4.5. Qualitative and Quantitative Analysis

The user’s purpose in practical applications is to get product recommendations, not just to know the rating status of the products. In order to verify the recommendation accuracy rate of our proposed algorithm in this paper, this paper calculates the proportion of the products that users have grading and the top 10 products with high ratings, calculates the accuracy rate of recommendation under different user-number sets, and make a comparison with the three recommendation algorithms. The results are shown in Tables 6 and 7; it can be seen that the accuracy of our proposed algorithm in this paper is 8.22% higher than that of the original Bay_RM algorithm. As can be seen from these experimental data, our proposed algorithm is the best on the whole. With the increase of products, its precision and recall rate did not decrease much.

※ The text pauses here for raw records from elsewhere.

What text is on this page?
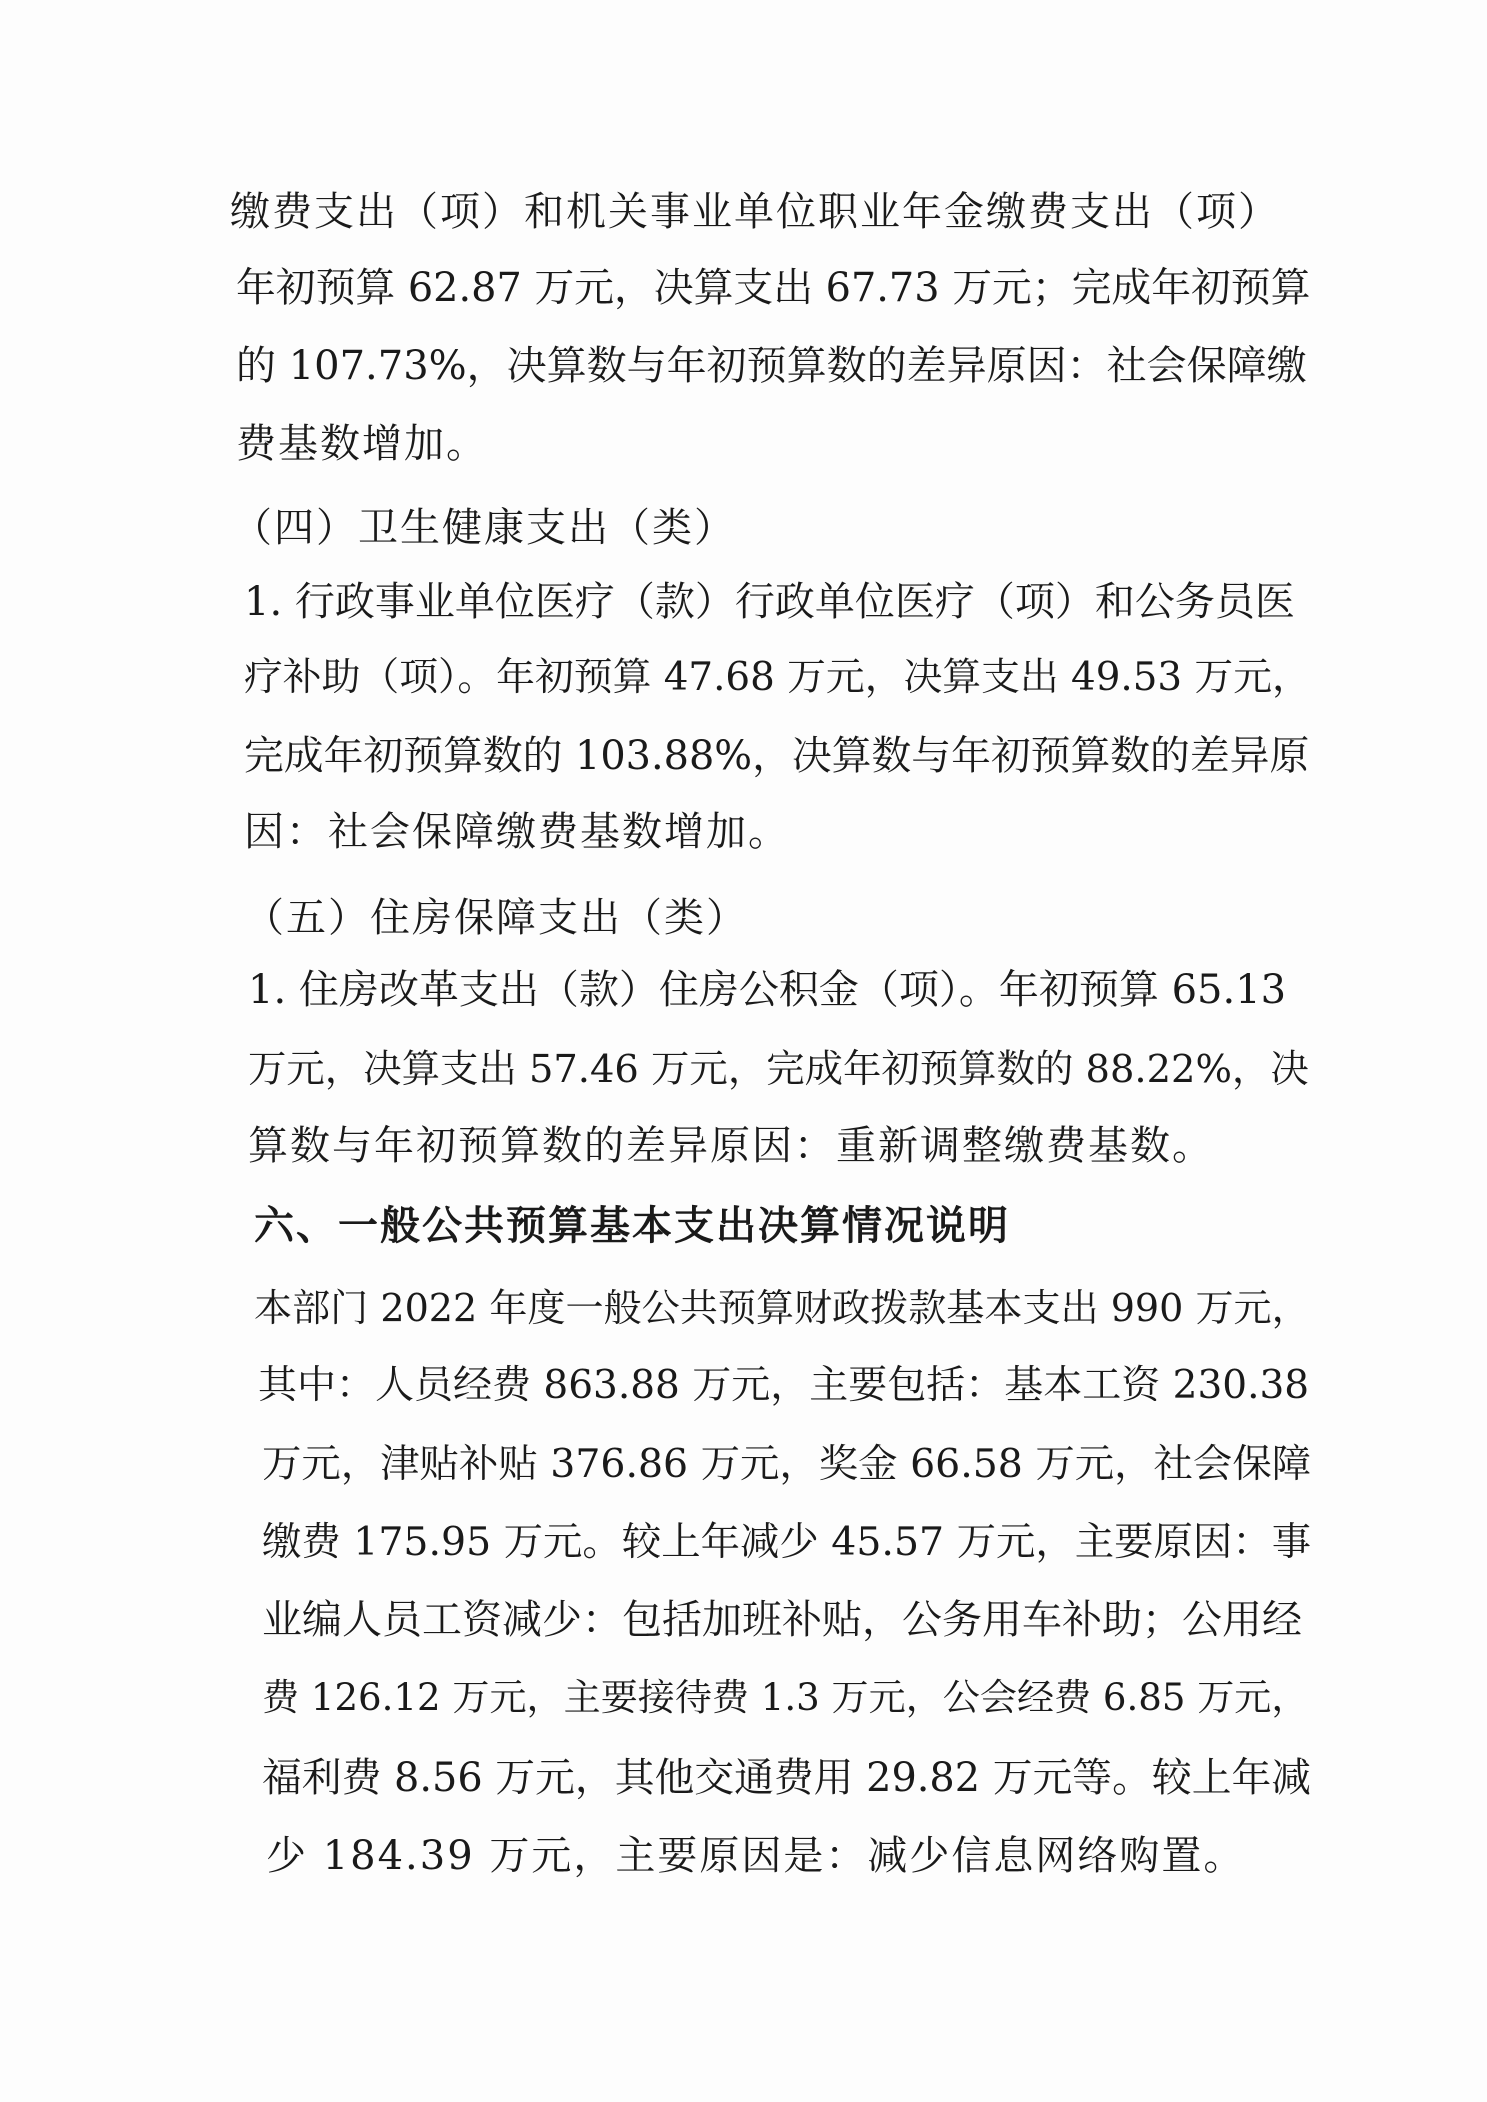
缴费支出（项）和机关事业单位职业年金缴费支出（项）
年初预算 62.87 万元，决算支出 67.73 万元；完成年初预算
的 107.73%，决算数与年初预算数的差异原因：社会保障缴
费基数增加。
（四）卫生健康支出（类）
1. 行政事业单位医疗（款）行政单位医疗（项）和公务员医
疗补助（项）。年初预算 47.68 万元，决算支出 49.53 万元，
完成年初预算数的 103.88%，决算数与年初预算数的差异原
因：社会保障缴费基数增加。
（五）住房保障支出（类）
1. 住房改革支出（款）住房公积金（项）。年初预算 65.13
万元，决算支出 57.46 万元，完成年初预算数的 88.22%，决
算数与年初预算数的差异原因：重新调整缴费基数。
六、一般公共预算基本支出决算情况说明
本部门 2022 年度一般公共预算财政拨款基本支出 990 万元，
其中：人员经费 863.88 万元，主要包括：基本工资 230.38
万元，津贴补贴 376.86 万元，奖金 66.58 万元，社会保障
缴费 175.95 万元。较上年减少 45.57 万元，主要原因：事
业编人员工资减少：包括加班补贴，公务用车补助；公用经
费 126.12 万元，主要接待费 1.3 万元，公会经费 6.85 万元，
福利费 8.56 万元，其他交通费用 29.82 万元等。较上年减
少 184.39 万元，主要原因是：减少信息网络购置。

On the basis of the above analysis, the recommendation accuracy, recall rate, and average accuracy of 1258 users are compared, respectively, using the proposed algorithm in this paper, Bayesian algorithm, random walk algorithm, and graph-node algorithm. The results are shown in Table 5. Compared with the traditional Bayesian algorithm, the random walk algorithm recommendation algorithm, the improved algorithm reduces the impact of data sparsity and has a better recommendation effect.

5. Conclusion

Since cross-border e-commerce involves the export and import of commodities, it is affected by many policies and regulations, resulting in some special requirements for the recommendation system, which makes the traditional collaborative filtering recommendation algorithm less effective for the cross-border e-commerce recommendation system. To address this issue, a simple yet effective cross-border e-commerce personalized recommendation is proposed in this paper, which integrates fuzzy association rule and complex preference into a recommendation model. Compared with the traditional collaborative filtering recommendation algorithm, the improved algorithm reduces the impact of data sparsity. The experiment also verifies that the improved fuzzy association rule algorithm has a better recommendation effect than the traditional recommendation models.

Data Availability

The labeled datasets used to support the findings of this study are available from the corresponding author upon request.

Conflicts of Interest

The authors declare no conflicts of interest.